I saw Bridget take a step toward Margaret, and I stepped in front of her to block her.
“No,” I said.
“I must.”
“You promised!”
She looked into my eyes. “This is my mother, Colin. I need to touch her.”
“Touch her and you’ll leave a hole where your soul used to be,” I said, as Steele and his cameraman ran up to us. Steele ordered his man to point the camera at Bridget and pull in tight on her eyes.
“Bridget, who’s your mother?” Steele said, as Bridget continued to stare at me, pleading almost.
At the gate Clinton worked quickly with the gate agent to gather the Garden Club crowd and board them.
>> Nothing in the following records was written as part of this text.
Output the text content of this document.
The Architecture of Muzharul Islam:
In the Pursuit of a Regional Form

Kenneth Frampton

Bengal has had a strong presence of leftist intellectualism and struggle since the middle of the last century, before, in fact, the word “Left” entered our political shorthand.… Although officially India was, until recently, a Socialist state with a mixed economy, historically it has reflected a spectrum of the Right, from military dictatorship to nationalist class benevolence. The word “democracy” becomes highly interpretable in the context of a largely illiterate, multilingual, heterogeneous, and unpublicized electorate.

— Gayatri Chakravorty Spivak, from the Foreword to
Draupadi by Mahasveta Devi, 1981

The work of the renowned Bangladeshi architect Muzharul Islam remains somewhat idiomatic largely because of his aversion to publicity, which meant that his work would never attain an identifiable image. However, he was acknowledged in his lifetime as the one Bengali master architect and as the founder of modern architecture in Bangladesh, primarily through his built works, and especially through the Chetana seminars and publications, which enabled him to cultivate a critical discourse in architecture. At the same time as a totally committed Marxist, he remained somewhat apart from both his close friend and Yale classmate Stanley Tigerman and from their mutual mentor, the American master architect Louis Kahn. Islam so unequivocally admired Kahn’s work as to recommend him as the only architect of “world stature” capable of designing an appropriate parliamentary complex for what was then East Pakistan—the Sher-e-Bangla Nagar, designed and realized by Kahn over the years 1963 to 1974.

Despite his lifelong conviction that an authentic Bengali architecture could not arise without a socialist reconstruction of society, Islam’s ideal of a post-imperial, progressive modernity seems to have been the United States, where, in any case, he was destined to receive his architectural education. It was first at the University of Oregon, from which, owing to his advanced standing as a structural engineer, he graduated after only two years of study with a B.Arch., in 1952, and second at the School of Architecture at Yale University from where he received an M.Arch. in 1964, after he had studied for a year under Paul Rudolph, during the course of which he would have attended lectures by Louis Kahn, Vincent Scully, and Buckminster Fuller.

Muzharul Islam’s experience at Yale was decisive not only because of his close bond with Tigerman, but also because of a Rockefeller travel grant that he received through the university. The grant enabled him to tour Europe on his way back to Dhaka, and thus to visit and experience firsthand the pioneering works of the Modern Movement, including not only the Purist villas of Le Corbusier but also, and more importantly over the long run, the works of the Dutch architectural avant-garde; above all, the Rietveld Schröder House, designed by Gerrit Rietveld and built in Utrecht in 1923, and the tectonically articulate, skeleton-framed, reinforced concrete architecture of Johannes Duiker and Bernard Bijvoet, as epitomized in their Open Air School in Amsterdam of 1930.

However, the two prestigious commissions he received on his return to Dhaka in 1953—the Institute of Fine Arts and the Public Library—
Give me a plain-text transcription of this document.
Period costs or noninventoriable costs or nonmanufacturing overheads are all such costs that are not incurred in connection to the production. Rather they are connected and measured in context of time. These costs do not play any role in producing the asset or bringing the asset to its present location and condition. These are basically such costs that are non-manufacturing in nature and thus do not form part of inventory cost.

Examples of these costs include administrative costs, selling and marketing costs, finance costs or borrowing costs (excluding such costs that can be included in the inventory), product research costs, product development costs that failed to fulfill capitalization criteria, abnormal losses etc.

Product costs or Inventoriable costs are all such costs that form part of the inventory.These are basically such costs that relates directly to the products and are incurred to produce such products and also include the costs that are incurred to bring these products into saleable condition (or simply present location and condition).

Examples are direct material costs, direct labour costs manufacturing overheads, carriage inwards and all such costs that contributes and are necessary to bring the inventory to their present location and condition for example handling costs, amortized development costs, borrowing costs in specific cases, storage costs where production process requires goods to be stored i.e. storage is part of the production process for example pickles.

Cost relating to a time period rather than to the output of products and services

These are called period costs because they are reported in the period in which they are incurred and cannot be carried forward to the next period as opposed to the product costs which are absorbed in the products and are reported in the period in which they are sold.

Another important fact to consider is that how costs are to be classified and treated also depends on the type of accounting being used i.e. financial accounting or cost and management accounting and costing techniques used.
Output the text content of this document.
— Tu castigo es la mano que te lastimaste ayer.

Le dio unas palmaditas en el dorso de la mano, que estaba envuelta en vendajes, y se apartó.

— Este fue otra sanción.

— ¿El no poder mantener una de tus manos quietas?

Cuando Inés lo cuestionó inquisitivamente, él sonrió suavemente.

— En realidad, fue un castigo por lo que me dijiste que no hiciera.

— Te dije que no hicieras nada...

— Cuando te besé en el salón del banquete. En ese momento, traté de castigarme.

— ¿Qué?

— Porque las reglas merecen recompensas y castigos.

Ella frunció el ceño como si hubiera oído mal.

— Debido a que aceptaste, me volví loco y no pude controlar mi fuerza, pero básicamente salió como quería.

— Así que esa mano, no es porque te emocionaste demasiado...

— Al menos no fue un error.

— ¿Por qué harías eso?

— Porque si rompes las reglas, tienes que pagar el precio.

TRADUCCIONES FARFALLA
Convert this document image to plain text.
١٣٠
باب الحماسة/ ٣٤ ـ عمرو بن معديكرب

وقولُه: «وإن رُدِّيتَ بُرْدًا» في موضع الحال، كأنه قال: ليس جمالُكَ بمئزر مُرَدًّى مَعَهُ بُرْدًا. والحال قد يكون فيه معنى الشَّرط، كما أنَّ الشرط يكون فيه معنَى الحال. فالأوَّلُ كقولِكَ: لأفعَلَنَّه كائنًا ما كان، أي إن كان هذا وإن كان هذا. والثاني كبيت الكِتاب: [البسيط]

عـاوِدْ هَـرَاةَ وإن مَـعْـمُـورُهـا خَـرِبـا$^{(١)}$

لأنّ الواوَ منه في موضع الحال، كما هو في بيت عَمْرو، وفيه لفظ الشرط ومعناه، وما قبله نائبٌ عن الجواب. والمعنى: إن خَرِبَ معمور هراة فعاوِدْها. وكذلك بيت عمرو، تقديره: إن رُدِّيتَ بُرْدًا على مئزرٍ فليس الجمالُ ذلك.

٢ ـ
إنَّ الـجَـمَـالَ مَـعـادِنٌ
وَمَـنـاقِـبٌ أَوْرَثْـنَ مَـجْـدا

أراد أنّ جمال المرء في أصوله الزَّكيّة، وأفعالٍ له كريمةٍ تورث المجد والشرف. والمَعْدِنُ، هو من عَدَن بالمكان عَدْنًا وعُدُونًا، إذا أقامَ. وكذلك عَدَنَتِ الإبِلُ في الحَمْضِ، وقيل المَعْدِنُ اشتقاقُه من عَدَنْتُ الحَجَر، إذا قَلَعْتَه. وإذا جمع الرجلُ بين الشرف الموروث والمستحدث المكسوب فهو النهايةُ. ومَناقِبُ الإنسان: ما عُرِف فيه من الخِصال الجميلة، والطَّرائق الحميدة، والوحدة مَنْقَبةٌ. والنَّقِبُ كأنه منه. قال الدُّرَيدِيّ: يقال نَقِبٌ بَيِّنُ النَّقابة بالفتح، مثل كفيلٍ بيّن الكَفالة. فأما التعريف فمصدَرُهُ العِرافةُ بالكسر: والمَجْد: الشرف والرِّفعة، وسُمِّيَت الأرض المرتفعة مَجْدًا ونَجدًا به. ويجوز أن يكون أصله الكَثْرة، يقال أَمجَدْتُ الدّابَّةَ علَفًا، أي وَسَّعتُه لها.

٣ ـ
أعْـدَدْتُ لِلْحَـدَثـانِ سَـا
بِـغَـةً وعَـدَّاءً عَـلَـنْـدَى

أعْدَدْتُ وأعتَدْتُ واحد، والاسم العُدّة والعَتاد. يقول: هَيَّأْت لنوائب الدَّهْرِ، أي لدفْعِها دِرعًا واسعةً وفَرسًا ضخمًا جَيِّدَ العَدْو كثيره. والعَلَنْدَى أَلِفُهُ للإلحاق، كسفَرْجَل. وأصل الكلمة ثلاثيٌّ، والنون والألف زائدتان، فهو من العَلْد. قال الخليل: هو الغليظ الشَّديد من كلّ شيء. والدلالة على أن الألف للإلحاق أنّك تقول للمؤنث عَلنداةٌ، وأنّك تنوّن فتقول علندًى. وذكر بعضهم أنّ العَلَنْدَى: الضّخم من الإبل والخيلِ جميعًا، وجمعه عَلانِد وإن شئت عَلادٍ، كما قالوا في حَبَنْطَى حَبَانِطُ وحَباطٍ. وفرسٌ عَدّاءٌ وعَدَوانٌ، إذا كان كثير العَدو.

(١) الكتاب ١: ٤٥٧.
Bridget glanced at me one last time, then took a step toward the group as Clinton waved his arms like a pinwheel to corral the elderly travelers. He moved them swiftly toward the airplane door as Steele directed his cameraman to follow Bridget.
“Follow her eyes,” he said. “Stay on her eyes!”
Bridget looked to the side to avoid looking at Margaret, and Margaret did the same, except for one brief moment when their eyes connected, and I saw the pain and longing and loss in both their expressions.
“Who’s your mother, Bridget?” Steele said. “Show us the Runner in Red!”